MolmoAct2: Building Open Science Robotics Foundation Models for Real-world Deployment
MolmoAct2 is a fully open Vision-Language-Action robotics foundation model built for practical real-world deployment, aiming to move robot learning beyond closed frontier systems, hardware-specific open models, and slow reasoning-based policies. It combines Molmo2-ER, a vision-language backbone specialized for spatial and embodied reasoning, with new open robotics datasets across low-to-medium cost platforms, including a large bimanual manipulation dataset, quality-filtered Franka data, and SO100/101 trajectories. The system also introduces MolmoAct2-FAST, an open action tokenizer trained across multiple robot embodiments, along with a redesigned architecture for continuous control and MolmoAct2-Think, an adaptive reasoning method that keeps geometric grounding while reducing latency.
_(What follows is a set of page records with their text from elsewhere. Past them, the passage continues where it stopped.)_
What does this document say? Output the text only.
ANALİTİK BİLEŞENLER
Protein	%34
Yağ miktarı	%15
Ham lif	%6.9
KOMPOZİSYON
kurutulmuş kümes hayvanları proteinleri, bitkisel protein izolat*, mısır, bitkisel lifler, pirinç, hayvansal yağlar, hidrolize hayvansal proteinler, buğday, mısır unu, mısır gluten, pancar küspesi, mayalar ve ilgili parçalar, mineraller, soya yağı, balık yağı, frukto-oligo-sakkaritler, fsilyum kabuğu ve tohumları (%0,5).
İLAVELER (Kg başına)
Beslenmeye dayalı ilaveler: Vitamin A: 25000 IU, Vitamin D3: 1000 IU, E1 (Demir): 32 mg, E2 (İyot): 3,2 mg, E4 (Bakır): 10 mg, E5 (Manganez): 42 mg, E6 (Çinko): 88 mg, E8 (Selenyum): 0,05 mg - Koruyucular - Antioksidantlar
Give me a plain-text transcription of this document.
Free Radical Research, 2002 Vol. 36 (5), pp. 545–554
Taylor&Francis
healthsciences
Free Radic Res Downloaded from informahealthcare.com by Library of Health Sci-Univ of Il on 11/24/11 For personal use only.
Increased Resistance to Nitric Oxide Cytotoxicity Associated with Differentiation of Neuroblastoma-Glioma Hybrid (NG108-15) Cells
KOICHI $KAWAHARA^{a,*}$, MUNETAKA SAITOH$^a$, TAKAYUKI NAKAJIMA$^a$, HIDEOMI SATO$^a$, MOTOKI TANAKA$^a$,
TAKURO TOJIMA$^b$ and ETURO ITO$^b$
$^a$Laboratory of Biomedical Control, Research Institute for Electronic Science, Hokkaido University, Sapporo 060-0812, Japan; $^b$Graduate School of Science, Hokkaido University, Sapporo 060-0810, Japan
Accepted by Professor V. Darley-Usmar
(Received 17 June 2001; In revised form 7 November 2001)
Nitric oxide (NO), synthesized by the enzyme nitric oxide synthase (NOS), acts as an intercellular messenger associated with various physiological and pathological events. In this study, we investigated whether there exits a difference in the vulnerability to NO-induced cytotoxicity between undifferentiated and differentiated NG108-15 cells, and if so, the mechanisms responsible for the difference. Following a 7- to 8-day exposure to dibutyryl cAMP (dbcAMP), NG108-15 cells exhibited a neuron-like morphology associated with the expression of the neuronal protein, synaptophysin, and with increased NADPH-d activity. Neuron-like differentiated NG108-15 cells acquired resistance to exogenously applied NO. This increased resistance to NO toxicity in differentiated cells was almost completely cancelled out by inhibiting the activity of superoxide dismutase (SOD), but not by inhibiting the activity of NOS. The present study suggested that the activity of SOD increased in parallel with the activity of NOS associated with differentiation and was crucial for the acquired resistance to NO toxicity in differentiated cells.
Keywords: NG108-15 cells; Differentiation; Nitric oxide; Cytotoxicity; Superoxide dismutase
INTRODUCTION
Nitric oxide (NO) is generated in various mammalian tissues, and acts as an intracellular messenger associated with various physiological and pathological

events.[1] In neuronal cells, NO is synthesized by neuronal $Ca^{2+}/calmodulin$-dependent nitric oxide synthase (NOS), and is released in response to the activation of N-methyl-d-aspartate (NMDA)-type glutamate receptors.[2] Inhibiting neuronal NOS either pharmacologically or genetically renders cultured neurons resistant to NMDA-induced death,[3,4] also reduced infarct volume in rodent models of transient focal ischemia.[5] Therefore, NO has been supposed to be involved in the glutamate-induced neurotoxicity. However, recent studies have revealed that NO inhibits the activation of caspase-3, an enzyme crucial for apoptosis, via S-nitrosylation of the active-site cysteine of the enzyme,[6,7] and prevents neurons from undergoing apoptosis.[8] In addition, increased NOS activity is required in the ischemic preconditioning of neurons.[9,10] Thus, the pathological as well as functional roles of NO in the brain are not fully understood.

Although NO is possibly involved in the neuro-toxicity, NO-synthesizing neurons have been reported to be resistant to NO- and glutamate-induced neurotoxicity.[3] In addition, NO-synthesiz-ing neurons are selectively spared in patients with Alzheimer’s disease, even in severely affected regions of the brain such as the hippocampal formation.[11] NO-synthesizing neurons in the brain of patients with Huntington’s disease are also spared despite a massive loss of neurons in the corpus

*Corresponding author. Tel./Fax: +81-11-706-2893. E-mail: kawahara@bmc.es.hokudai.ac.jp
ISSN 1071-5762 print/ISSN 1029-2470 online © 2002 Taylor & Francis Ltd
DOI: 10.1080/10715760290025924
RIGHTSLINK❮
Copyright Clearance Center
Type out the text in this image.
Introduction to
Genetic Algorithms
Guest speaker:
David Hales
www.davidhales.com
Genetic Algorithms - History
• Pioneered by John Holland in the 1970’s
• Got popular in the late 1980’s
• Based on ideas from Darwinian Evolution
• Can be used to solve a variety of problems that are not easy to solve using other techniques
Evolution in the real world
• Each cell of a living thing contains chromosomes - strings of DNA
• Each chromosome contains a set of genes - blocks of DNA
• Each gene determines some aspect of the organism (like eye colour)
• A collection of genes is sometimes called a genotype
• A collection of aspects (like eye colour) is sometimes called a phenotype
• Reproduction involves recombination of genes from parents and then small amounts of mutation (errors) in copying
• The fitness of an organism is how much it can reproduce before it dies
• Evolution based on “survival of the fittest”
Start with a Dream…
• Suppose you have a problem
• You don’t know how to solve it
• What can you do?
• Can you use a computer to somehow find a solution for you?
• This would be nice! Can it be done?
By releasing model weights, training code, action tokenization tools, and complete training data, MolmoAct2 frames open science as a path toward reproducible, accessible, and deployable robotics foundation models that the broader community can inspect, build on, and use in real-world settings.
Speaker Bio:
Haoquan:
Haoquan is an incoming CS PhD student at Stanford University, advised by Prof Fei-Fei Li as part of the Stanford Vision and Learning Lab. Previously, he obtained his BS degree from the University of Washington, where he was advised by Prof Ranjay Krishna, Prof Ali Farhadi, Prof Dieter Fox, and Prof Jenq-Neng Hwang. His research interests lie broadly in robot learning. In particular, he focuses on developing foundation models for robotic manipulation that are deployable in the real world and unlock novel capabilities.
Jiafei:
Jiafei Duan is an incoming Presidential Young Professor at the National University of Singapore, School of Computing and he leads the MAGIC Lab at NUS. He did his PhD student in Robotics and AI at the Paul G. Allen School of Computer Science & Engineering, University of Washington, co-advised by Ranjay Krishna and Dieter Fox . His research centers on robot learning, embodied AI, and building large-scale robotics foundation models. His work has received Best Paper, Spotlight, and Oral recognitions at venues including ICLR, UR, and RSS, and has been featured in MIT Technology Review, GeekWire, VentureBeat, and Business Wire.